Although the brewery was successful from the start and was featured in many of Cleveland’s saloons in the early 20th century, several difficulties had to be confronted by Albl and his team. A worker named Emil Kohlt was severely burned on July 16, 1909, when scalding wort was accidentally spilled on him. Just two years later Jerry Mrazek was the subject of the most grisly event that occurred at the brewery when his body was found boiled at the bottom of a huge brewing vat. Newspaper accounts vary, with one claiming he fell into the boiling liquid after fainting due to illness, while another maintains that it was suicide. Despite these accidents, the brewery was constantly expanding during these early years, and in 1913 a $25,000, three-story bottling line was planned. With construction nearing completion the night of December 17th of that year, and despite the brewmaster, Marian Hansky, living in a house directly across the street, two men armed with sledgehammers did extensive damage to the new addition and parts of the existing brewery. The men, who were never apprehended, were suspected of belonging to the Prohibition movement, which would be the biggest and most constant threat to Forest City Brewing.
Prohibition began in Ohio in 1919, a year before it became law across the United States. Forest City was one of the very few breweries in Cleveland that attempted to remain open during this period. Michael Albl’s son Frank attempted to keep Forest City afloat by producing Zem-Zem grape juice and XLNT De-Alcoholized beer, but was rumored to have continued supplying local speakeasies with the fully-alcoholized, illegal variety. After numerous lay-offs, Prohibition won and the brewery finally closed its doors in 1930, leaving only Pilsener Brewing Company operating in Cleveland by the end of Prohibition.
With the repeal of Prohibition in 1933, Forest City immediately went back into production. Hansky was still the brewmaster, brewing the famous Samson Ale—named after the brewery near Albl’s hometown in Bohemia that produced the original Budweiser. Forest City, better suited than most Cleveland brewers to resume production, accounted for 25% of the beer sold in the first year after Repeal, but soon struggled financially once the new beer conglomerates got up to speed.
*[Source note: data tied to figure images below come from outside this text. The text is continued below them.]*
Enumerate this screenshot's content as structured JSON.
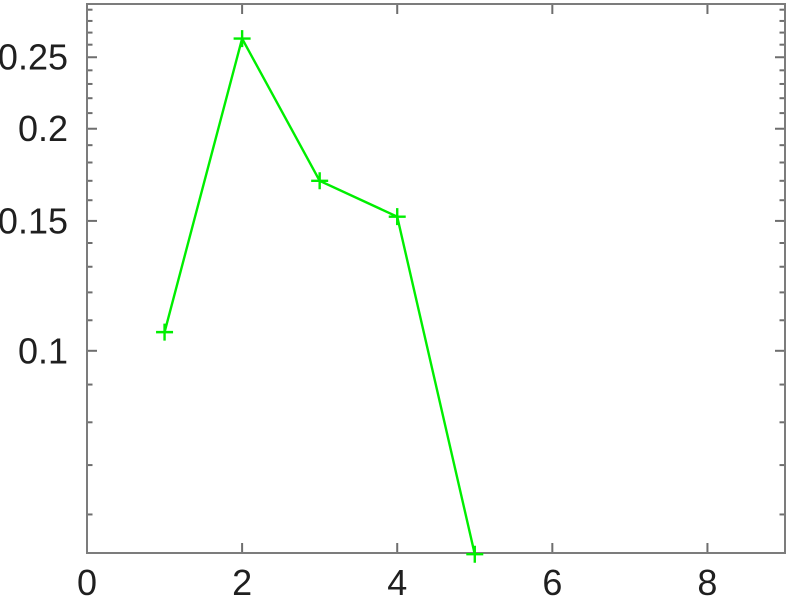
{
  "figure": {
    "background": "#ffffff",
    "axis_color": "#7c7c7c",
    "tick_color": "#6e6e6e",
    "label_color": "#1f1f1f",
    "tick_font_size_px": 36
  },
  "chart_data": {
    "type": "line",
    "title": "",
    "xlabel": "",
    "ylabel": "",
    "x": [
      1,
      2,
      3,
      4,
      5
    ],
    "y": [
      0.106,
      0.265,
      0.17,
      0.152,
      0.053
    ],
    "line_color": "#00ee00",
    "line_width": 2.4,
    "marker": "plus",
    "marker_size": 17,
    "xscale": "linear",
    "yscale": "log",
    "xlim": [
      0,
      9
    ],
    "ylim": [
      0.0532,
      0.2952
    ],
    "xticks": {
      "values": [
        0,
        2,
        4,
        6,
        8
      ],
      "labels": [
        "0",
        "2",
        "4",
        "6",
        "8"
      ]
    },
    "yticks": {
      "values": [
        0.25,
        0.2,
        0.15,
        0.1
      ],
      "labels": [
        "0.25",
        "0.2",
        "0.15",
        "0.1"
      ]
    },
    "y_minor_ticks": {
      "start": 0.06,
      "end": 0.29,
      "step": 0.01
    },
    "x_minor_ticks": false,
    "grid": false,
    "legend": false,
    "box": true
  }
}
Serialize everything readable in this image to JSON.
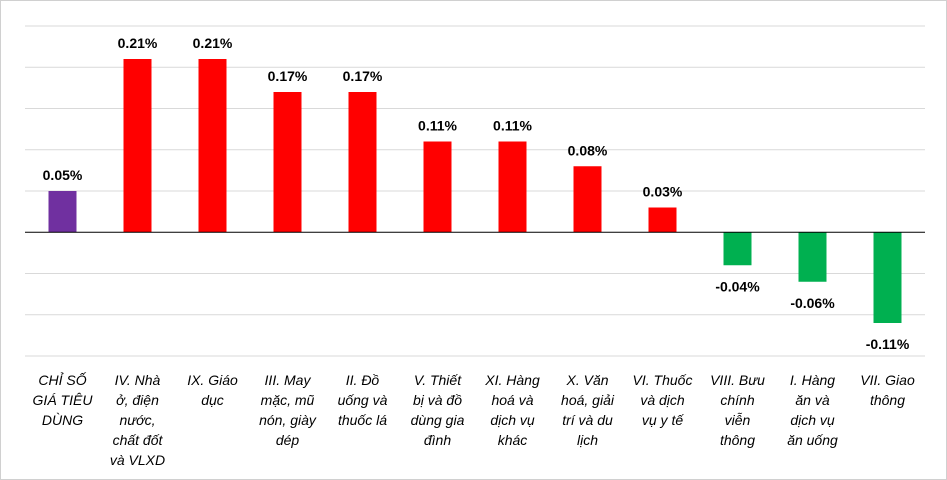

The brewery was purchased by the Carling Brewing Co. in 1944 for $477,000, but they would consolidate their production facilities four years later and the brewery on Union was closed and the equipment sold. The building was not well-suited for other businesses, and after a short period as Distributors Furniture Warehouse in the 1970s, the building was demolished in February 2012. Of all the many breweries that once proudly called Cleveland home, the Forest City Brewing Company's building on Union Avenue is the only one that has ever been named to the National Register of Historic Places.